September 09, 2020 | 10:34
BoC Policy Announcement — A Long Recuperation Road
The Bank of Canada held policy rates steady at 0.25%, as expected. The QE program was also left unchanged with GoC buying at a pace of at least $5 bln per week. The overall tone of the Statement was largely as expected with some positives offset by the fact that this will be a very lengthy recovery. The final sentence notes that QE will continue "until the recovery is well underway", consistent with prior statement, but they added that the program "will be calibrated to provide the monetary policy stimulus needed to support the recovery and achieve the inflation target." The latter suggests that the QE program will be the first policy tool tweaked if any changes are needed. That, along with the BoC noting once again that rates are at the "effective lower bound" should put any talk of negative rates fully to bed.
The Statement highlighted the better than expected rebound in the U.S. and Canada, but for every upbeat comment there were multiple notes of caution. Indeed, the Bank is squarely focused on the fact that despite a strong reopening phase (the Q3 rebound), the recuperation phase (think Q4 and beyond) will be "slow and choppy as the economy copes with ongoing uncertainty and structural challenges." We certainly won't argue that point, as GDP growth is tracking around 45% annualized for Q3 at the moment, while Q4 and beyond will be materially slower with COVID-related uncertainty a lingering and potentially significant downside risk.

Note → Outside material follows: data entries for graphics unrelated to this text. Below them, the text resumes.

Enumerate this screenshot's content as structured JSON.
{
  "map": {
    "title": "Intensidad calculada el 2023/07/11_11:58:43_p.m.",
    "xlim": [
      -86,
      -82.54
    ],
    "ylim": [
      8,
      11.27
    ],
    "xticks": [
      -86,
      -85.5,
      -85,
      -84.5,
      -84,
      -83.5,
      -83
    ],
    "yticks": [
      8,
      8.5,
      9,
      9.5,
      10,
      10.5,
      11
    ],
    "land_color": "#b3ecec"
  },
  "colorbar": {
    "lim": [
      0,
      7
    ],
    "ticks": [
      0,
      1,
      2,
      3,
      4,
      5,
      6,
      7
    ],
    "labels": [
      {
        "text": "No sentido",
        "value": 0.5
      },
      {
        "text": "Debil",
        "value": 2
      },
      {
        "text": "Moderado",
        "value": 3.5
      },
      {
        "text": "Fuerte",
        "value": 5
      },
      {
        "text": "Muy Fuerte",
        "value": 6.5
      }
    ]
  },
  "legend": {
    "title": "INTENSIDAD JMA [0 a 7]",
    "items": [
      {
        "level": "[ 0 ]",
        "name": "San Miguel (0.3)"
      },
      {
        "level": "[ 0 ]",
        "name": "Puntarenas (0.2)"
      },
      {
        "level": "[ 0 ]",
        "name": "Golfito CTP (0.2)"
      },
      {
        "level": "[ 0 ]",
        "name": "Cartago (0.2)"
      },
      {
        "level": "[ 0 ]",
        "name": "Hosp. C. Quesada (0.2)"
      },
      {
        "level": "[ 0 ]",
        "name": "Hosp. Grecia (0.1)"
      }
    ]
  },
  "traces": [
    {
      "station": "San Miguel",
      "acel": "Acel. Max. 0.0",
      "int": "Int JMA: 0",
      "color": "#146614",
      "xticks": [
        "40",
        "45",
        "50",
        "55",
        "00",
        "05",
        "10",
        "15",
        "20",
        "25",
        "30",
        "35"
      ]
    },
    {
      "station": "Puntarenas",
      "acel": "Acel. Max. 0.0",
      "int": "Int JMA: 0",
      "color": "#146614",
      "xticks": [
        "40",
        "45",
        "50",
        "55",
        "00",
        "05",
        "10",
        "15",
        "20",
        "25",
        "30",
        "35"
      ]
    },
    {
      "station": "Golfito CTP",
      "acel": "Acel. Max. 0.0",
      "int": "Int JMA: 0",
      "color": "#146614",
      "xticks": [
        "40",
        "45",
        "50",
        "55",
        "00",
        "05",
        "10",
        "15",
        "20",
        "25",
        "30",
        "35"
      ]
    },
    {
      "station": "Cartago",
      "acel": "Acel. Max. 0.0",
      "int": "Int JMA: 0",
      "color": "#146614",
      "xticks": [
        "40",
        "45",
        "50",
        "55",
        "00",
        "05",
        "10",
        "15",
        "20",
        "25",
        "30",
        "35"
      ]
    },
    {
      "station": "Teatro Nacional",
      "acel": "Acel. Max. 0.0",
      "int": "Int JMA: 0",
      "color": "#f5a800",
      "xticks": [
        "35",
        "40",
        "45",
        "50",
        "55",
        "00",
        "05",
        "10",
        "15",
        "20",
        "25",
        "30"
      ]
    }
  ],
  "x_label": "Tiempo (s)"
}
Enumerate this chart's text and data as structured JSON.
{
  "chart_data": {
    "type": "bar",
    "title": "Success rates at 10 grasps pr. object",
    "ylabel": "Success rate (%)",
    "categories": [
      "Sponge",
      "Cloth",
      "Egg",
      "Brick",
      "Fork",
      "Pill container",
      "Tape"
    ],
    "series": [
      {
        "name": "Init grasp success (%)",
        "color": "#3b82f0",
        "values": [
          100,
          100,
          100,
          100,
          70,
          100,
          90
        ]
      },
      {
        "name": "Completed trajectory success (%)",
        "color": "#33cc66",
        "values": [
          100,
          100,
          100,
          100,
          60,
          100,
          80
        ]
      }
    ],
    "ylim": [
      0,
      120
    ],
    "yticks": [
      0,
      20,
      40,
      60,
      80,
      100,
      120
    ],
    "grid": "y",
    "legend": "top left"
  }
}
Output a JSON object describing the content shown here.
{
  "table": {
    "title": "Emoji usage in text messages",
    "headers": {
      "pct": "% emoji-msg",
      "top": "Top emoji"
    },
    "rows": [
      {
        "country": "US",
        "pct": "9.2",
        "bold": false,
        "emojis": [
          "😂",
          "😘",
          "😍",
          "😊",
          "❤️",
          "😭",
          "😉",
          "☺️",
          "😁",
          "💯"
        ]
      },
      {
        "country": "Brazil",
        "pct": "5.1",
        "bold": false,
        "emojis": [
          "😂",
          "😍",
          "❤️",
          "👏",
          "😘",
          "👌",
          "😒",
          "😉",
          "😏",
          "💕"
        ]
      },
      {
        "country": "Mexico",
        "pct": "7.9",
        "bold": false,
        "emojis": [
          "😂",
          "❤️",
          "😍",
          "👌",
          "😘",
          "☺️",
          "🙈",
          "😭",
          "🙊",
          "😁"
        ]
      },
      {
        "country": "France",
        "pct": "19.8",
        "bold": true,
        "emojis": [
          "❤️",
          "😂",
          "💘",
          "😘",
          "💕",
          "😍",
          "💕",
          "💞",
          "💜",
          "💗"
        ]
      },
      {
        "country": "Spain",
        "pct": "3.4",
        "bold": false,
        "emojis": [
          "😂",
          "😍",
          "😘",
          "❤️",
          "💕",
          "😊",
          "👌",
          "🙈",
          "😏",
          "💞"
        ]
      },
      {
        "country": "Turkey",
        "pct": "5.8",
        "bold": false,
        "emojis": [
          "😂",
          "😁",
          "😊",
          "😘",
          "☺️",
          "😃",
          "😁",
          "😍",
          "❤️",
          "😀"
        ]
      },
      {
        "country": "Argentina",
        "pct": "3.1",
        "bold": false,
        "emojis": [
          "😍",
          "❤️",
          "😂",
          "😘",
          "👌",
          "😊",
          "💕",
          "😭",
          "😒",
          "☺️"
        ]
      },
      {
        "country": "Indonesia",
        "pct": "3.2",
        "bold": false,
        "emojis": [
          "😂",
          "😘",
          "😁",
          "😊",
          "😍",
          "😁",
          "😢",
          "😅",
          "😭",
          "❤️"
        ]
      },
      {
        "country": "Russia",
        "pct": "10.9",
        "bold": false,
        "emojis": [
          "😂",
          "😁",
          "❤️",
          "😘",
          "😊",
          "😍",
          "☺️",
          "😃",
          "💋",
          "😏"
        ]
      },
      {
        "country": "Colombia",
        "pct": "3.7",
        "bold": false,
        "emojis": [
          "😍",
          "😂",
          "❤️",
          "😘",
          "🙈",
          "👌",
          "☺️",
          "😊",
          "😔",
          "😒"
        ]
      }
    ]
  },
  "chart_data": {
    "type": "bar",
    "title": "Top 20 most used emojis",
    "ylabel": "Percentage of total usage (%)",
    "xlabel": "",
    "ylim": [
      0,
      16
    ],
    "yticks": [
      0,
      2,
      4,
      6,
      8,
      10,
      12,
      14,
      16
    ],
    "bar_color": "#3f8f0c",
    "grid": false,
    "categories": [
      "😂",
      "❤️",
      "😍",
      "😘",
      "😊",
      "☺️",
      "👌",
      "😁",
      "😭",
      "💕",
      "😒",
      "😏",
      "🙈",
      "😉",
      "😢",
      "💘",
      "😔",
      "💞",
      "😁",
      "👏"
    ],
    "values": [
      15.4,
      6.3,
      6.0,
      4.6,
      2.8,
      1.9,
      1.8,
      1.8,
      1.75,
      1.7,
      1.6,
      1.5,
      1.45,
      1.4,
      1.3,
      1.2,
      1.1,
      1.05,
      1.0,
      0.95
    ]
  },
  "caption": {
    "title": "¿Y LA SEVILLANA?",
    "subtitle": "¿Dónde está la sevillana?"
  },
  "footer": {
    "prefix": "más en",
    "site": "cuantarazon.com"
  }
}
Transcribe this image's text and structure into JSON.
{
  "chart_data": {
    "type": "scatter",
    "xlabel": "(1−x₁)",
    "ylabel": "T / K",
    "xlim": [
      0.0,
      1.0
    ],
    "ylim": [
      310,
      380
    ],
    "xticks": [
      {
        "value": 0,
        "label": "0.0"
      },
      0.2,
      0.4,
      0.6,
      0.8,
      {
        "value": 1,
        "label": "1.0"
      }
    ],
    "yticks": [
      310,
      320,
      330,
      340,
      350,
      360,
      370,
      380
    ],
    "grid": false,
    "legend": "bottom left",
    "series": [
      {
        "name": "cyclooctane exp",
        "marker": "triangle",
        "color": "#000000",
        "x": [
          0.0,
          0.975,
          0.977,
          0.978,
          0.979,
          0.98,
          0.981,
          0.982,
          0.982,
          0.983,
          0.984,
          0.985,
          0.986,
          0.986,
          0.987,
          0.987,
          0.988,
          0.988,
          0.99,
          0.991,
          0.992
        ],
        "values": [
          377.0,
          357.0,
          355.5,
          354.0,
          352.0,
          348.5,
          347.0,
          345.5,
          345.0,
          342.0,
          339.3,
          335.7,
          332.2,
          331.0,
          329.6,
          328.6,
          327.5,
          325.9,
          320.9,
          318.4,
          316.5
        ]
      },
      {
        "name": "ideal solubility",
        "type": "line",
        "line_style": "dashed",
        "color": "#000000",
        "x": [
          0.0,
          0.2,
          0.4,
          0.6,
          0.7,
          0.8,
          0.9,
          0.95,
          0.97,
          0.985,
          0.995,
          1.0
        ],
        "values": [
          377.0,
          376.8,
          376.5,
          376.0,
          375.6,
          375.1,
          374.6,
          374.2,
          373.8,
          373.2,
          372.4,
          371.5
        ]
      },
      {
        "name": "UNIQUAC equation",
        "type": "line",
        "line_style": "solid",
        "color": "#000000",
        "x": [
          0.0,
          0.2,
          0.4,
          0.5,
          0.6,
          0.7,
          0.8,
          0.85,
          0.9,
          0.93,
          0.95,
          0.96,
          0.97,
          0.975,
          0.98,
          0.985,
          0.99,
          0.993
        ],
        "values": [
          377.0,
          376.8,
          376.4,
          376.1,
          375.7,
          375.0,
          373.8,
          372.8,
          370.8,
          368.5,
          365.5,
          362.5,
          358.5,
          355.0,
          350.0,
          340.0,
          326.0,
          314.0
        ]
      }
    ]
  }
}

On the CPI front, headline inflation around zero was noted, with downward pressure from energy and travel highlighted. The Bank anticipates overall CPI will "remain well below target in the near term." With respect to the core CPIs, the Statement mentions that all three measures are below 2% and reflect "the large degree of economic slack."
Key Takeaway: There were no surprises from the BoC today. The Statement noted the better-than-expected rebound, but it's crystal clear that road to a full recovery and a closing of the output gap will a very long one. The Bank remains firmly committed to providing "extraordinary monetary policy support" for some time...likely years.